Fourth, we are all on a journey. Motherhood is part of our identity as woman. We tend to compare. Feel less than. More than. Wrestle with guilt. We mess up and can’t forgive ourselves. Do I ever feel guilt? Yep, but I have come to recognize that guilt creeps in when I compare myself to others or when I am making choices I do not feel settled with. The first, comparing, is never good. The second? I know better and I know the solution. Do I ever mess up? Yep, we all do. A little grace for ourselves goes along way. Life is all about doing our absolute best and then accepting failures as part of life; learning from them and moving on.
Last, life has seasons. We know this…but do we allow them? When I first became a mother, I parented with techniques. Things I learned from books and what I thought I should be doing. In an attempt to be perfect (ha:), I tried my best to do everything by the book. As I walked the grueling process of asking myself what motherhood meant to me, I had to access part of my heart that I hadn’t before. Today I parent with my heart, intuition, and simple resolve that I, as their mother understand and know what my children need. I for sure, recognize I have a lot to learn and continue to seek parental advice. But my heart is my compass. In this, I am very aware that life is ever evolving. Shifting. Expanding. I no longer fight this and hold onto what feels comfortable and safe. I understand that holding loosely onto life and allowing it to evolve only benefits others and myself. I am having a baby girl in two months. Yep, that will again require me to redefine. But I am confident that I will know and God will meet me there.
- I don’t do it all. Taking care of myself is not a selfish privilege.
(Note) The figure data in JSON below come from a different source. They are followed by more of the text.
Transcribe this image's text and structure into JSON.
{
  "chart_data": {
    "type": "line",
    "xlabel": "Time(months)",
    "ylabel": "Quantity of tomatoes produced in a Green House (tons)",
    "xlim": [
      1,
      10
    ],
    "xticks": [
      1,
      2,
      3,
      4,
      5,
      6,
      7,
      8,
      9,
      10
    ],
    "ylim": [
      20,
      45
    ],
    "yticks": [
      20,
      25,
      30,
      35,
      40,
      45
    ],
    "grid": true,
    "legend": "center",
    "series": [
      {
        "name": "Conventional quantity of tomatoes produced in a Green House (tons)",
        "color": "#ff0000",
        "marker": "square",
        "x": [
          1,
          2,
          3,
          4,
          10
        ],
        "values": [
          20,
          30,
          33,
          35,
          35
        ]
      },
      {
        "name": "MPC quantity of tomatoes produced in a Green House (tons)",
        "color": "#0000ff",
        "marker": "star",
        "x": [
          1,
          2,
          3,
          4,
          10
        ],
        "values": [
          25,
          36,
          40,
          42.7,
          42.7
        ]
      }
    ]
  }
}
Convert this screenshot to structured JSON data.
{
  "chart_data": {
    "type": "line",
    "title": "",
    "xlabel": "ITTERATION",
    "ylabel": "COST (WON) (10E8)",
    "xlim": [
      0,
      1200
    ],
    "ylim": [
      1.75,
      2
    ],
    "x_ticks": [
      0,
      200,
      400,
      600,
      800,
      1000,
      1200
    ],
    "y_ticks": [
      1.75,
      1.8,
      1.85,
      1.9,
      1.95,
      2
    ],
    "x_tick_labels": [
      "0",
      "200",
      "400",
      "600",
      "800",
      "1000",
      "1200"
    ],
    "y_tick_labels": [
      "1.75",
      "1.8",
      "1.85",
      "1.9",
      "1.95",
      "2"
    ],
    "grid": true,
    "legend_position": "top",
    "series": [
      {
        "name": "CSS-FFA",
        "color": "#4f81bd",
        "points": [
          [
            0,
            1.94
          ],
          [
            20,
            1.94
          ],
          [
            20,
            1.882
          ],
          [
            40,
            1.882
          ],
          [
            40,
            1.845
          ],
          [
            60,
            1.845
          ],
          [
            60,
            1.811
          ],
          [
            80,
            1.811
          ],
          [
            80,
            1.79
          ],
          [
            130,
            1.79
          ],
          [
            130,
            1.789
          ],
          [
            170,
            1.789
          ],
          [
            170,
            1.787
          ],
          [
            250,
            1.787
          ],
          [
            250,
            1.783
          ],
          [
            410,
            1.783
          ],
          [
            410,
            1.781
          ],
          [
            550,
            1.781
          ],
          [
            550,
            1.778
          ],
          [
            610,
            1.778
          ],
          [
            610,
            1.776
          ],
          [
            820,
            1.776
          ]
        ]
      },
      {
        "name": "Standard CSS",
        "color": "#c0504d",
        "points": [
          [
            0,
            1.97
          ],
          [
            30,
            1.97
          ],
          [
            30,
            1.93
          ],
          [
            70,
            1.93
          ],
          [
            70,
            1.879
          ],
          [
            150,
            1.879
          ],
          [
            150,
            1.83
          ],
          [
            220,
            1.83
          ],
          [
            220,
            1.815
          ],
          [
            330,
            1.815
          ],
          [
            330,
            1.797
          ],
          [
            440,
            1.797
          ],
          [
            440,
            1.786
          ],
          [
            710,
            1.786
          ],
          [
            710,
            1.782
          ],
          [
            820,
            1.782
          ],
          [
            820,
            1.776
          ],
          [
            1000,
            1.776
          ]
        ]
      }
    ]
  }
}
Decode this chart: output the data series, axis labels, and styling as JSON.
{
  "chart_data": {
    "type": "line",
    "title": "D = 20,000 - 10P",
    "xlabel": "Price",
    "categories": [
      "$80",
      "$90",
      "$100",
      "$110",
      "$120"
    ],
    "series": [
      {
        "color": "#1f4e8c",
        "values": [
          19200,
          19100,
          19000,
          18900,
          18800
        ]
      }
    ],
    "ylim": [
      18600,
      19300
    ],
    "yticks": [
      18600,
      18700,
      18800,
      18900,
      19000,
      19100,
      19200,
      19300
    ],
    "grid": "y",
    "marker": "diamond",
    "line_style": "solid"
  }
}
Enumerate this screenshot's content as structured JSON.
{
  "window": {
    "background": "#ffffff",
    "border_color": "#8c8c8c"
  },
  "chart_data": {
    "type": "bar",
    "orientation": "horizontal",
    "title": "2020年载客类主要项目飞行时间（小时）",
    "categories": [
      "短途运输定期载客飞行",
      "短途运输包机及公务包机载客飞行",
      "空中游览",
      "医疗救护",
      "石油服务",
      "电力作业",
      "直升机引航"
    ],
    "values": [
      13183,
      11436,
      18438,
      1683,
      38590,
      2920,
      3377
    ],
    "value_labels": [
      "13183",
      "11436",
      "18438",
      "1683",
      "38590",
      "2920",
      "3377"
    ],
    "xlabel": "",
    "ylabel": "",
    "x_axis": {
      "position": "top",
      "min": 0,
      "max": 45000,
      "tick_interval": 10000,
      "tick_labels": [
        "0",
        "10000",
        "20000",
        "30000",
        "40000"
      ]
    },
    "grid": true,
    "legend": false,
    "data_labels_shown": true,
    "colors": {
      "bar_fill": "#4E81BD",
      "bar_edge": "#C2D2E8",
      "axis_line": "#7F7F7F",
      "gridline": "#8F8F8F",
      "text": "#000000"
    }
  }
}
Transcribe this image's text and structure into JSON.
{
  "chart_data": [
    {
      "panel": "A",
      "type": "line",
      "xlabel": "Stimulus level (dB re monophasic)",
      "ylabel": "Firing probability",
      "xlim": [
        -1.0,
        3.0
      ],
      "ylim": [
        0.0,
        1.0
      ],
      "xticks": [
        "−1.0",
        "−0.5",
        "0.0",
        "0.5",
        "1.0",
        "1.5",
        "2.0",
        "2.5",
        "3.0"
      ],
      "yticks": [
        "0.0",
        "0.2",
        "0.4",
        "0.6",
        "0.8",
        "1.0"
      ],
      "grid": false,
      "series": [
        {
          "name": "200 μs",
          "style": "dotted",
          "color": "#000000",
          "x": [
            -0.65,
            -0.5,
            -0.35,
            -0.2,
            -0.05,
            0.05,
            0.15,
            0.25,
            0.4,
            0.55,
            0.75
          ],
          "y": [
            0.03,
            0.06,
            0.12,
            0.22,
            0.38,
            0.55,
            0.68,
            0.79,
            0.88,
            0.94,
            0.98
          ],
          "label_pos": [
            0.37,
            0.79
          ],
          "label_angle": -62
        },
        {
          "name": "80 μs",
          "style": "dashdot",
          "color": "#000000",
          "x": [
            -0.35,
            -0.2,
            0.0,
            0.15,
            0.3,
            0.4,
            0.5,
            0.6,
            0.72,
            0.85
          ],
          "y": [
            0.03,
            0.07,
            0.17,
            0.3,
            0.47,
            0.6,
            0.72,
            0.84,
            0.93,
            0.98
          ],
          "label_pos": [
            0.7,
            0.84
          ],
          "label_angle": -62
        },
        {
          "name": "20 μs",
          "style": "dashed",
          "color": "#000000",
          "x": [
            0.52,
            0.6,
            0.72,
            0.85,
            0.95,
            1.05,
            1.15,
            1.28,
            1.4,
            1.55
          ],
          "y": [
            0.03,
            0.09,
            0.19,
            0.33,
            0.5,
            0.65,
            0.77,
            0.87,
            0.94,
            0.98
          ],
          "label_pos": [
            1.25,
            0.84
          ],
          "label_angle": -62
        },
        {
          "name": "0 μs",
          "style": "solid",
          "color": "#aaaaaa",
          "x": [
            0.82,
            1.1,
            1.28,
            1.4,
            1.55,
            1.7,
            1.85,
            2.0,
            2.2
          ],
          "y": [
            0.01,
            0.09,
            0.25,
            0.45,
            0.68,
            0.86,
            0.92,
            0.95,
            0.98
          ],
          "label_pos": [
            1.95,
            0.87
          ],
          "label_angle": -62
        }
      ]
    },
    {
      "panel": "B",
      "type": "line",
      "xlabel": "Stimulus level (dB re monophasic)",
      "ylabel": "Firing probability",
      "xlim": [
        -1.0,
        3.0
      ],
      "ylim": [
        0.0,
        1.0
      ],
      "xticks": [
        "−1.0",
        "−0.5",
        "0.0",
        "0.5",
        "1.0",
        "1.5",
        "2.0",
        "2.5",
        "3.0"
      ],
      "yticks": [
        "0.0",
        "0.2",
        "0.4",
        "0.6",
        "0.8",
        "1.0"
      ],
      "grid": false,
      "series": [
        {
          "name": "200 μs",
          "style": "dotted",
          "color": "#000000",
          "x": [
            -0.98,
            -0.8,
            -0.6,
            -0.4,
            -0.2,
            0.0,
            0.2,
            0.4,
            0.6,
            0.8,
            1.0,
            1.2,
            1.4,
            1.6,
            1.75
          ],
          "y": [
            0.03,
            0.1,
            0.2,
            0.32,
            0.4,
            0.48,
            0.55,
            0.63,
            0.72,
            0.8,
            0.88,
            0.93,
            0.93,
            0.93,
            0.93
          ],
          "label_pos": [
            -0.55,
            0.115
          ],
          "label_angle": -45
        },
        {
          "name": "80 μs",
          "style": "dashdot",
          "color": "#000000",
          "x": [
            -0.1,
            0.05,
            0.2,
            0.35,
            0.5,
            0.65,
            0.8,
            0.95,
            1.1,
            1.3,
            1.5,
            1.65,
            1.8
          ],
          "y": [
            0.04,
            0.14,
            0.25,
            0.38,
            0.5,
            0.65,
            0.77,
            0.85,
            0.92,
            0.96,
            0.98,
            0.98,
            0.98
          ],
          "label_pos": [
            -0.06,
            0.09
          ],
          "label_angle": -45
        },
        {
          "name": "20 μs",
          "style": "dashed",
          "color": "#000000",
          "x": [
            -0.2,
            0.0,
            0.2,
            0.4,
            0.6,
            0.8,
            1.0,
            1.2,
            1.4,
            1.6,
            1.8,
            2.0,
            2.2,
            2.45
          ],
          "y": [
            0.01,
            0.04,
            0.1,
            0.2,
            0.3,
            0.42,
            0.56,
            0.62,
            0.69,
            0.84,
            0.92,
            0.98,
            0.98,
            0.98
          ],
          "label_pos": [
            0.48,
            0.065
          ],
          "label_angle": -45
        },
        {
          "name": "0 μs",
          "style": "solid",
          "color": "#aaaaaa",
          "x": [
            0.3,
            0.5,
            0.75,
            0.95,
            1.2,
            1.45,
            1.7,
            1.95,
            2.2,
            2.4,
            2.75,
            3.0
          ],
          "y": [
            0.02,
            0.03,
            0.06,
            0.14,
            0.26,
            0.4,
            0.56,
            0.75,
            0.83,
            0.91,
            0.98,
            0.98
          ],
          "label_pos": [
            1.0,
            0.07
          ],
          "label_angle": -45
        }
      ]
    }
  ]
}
It is a necessity that enables me to be the best woman I can be.
- We are created to be INTERDEPENDENT. Not dependent. Not independent. What a blessing to be surrounded by others that believe in me and have my back. We all have strengths….what a blessing to work alongside others that have strengths I do not have.
- We all are on a journey. Cliché? Maybe. But truth. Respect others and their journeys. Let’s walk our journey with confidence. Comparing is no good. Ever. It cripples, hinders, and is life sucking.
- Life is ever evolving. Heraclitus said, “The only thing that is constant is change.” Life has seasons. We cannot skip the steps along the way. They happen. Whether we want them to or not. Allow the seasons. Seek wisdom, growth, and direction…..and hold onto life loosely and allow it to evolve.
Do I write this from a perspective that you should go on a journey similar to mine? Absolutely not. The world is huge…I only know my small corner. My own journey. I feel quite humble in the fact that I might read this post in a year from now and chuckle at myself. Life has it’s way of throwing curve-balls and taking us through things we didn’t see coming. But you know what, that is okay. Today, I will do what I know, what I have peace with, keep my face up, smile, share, continue to seek, embrace, engage, and live with my heart. Life is short…wherever I am, whatever I am doing…I want be all in…settled, peaceful, and ready.